Discover the individuals that, like Patti Smith, have shaped the Firm’s creative director and designer’s aesthetics, philosophy and work in the series ICONS.
Patti Smith considered herself more of a writer than a musician. She lived in the New York of the 70s. She slept on the subway and in graveyards. Muse of photographer Robert Mapplethorpe, intimate of Bob Dylan, couple of Fred “Sonic” Smith of MC5, inspiration of PJ Harvey, The Smiths, Sonic Youth, Michael Stipe of R.E.M. or Garbage. Patti Smith is one of the most important female voices in rock and music history. Although “I don’t know how to play,” she always claims. She understands her gigs as a performance, rather than a concert.

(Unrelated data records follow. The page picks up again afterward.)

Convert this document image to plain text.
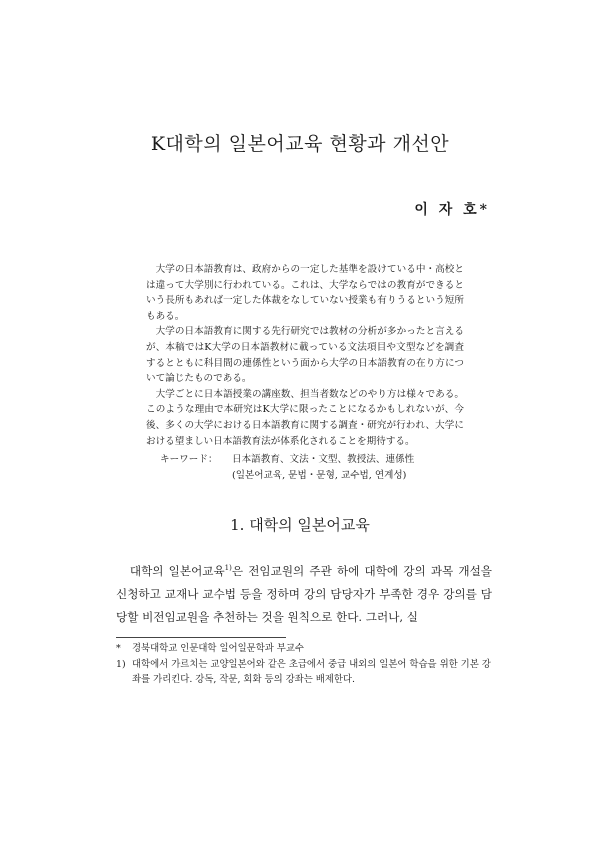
K대학의 일본어교육 현황과 개선안
이 자 호*

大学の日本語教育は、政府からの一定した基準を設けている中・高校とは違って大学別に行われている。これは、大学ならではの教育ができるという長所もあれば一定した体裁をなしていない授業も有りうるという短所もある。

大学の日本語教育に関する先行研究では教材の分析が多かったと言えるが、本稿ではK大学の日本語教材に載っている文法項目や文型などを調査するとともに科目間の連係性という面から大学の日本語教育の在り方について論じたものである。

大学ごとに日本語授業の講座数、担当者数などのやり方は様々である。このような理由で本研究はK大学に限ったことになるかもしれないが、今後、多くの大学における日本語教育に関する調査・研究が行われ、大学における望ましい日本語教育法が体系化されることを期待する。

キーワード：	日本語教育、文法・文型、教授法、連係性
(일본어교육, 문법・문형, 교수법, 연계성)
1. 대학의 일본어교육

대학의 일본어교육$^{1)}$은 전임교원의 주관 하에 대학에 강의 과목 개설을 신청하고 교재나 교수법 등을 정하며 강의 담당자가 부족한 경우 강의를 담당할 비전임교원을 추천하는 것을 원칙으로 한다. 그러나, 실

*	경북대학교 인문대학 일어일문학과 부교수
1) 대학에서 가르치는 교양일본어와 같은 초급에서 중급 내외의 일본어 학습을 위한 기본 강좌를 가리킨다. 강독, 작문, 회화 등의 강좌는 배제한다.
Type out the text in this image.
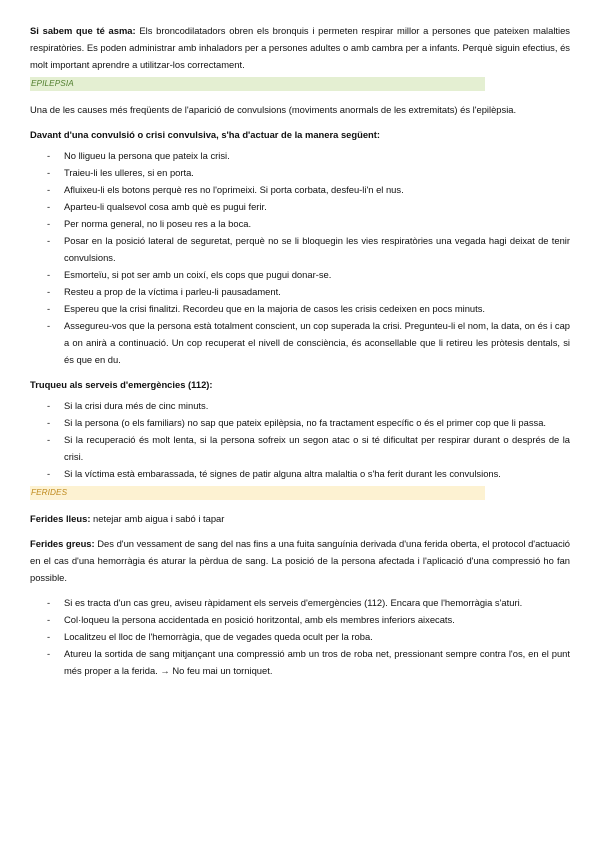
Si sabem que té asma: Els broncodilatadors obren els bronquis i permeten respirar millor a persones que pateixen malalties respiratòries. Es poden administrar amb inhaladors per a persones adultes o amb cambra per a infants. Perquè siguin efectius, és molt important aprendre a utilitzar-los correctament.

EPILEPSIA

Una de les causes més freqüents de l'aparició de convulsions (moviments anormals de les extremitats) és l'epilèpsia.

Davant d'una convulsió o crisi convulsiva, s'ha d'actuar de la manera següent:

- No lligueu la persona que pateix la crisi.
- Traieu-li les ulleres, si en porta.
- Afluixeu-li els botons perquè res no l'oprimeixi. Si porta corbata, desfeu-li'n el nus.
- Aparteu-li qualsevol cosa amb què es pugui ferir.
- Per norma general, no li poseu res a la boca.
- Posar en la posició lateral de seguretat, perquè no se li bloquegin les vies respiratòries una vegada hagi deixat de tenir convulsions.
- Esmorteïu, si pot ser amb un coixí, els cops que pugui donar-se.
- Resteu a prop de la víctima i parleu-li pausadament.
- Espereu que la crisi finalitzi. Recordeu que en la majoria de casos les crisis cedeixen en pocs minuts.
- Assegureu-vos que la persona està totalment conscient, un cop superada la crisi. Pregunteu-li el nom, la data, on és i cap a on anirà a continuació. Un cop recuperat el nivell de consciència, és aconsellable que li retireu les pròtesis dentals, si és que en du.

Truqueu als serveis d'emergències (112):

- Si la crisi dura més de cinc minuts.
- Si la persona (o els familiars) no sap que pateix epilèpsia, no fa tractament específic o és el primer cop que li passa.
- Si la recuperació és molt lenta, si la persona sofreix un segon atac o si té dificultat per respirar durant o després de la crisi.
- Si la víctima està embarassada, té signes de patir alguna altra malaltia o s'ha ferit durant les convulsions.
FERIDES

Ferides lleus: netejar amb aigua i sabó i tapar

Ferides greus: Des d'un vessament de sang del nas fins a una fuita sanguínia derivada d'una ferida oberta, el protocol d'actuació en el cas d'una hemorràgia és aturar la pèrdua de sang. La posició de la persona afectada i l'aplicació d'una compressió ho fan possible.

- Si es tracta d'un cas greu, aviseu ràpidament els serveis d'emergències (112). Encara que l'hemorràgia s'aturi.
- Col·loqueu la persona accidentada en posició horitzontal, amb els membres inferiors aixecats.
- Localitzeu el lloc de l'hemorràgia, que de vegades queda ocult per la roba.
- Atureu la sortida de sang mitjançant una compressió amb un tros de roba net, pressionant sempre contra l'os, en el punt més proper a la ferida. → No feu mai un torniquet.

Smith met the new currents of performative art in Paris during her brief stay with her sister in 1969, where she came into contact with artistic groups and acted in the street. Thus, back in New York, she entered the 70s writing, painting and acting on the St. Mark poetry project. During the following years, she published poetry books, of which she used to make public readings. As an assiduous to the city’s concert halls and clubs like the CBGB or Max’s Kansas City, she began collaborating with the bands and putting music to her writings.
In 1974 Patti Smith made history with her first album Horses, a punk poetry album. Her lyrics and her influences from beat poetry brought intellectuality and feminism to the genre, predominantly masculine. Her androgynous, scruffy, “unfeminine” style, was challenging and revolutionary.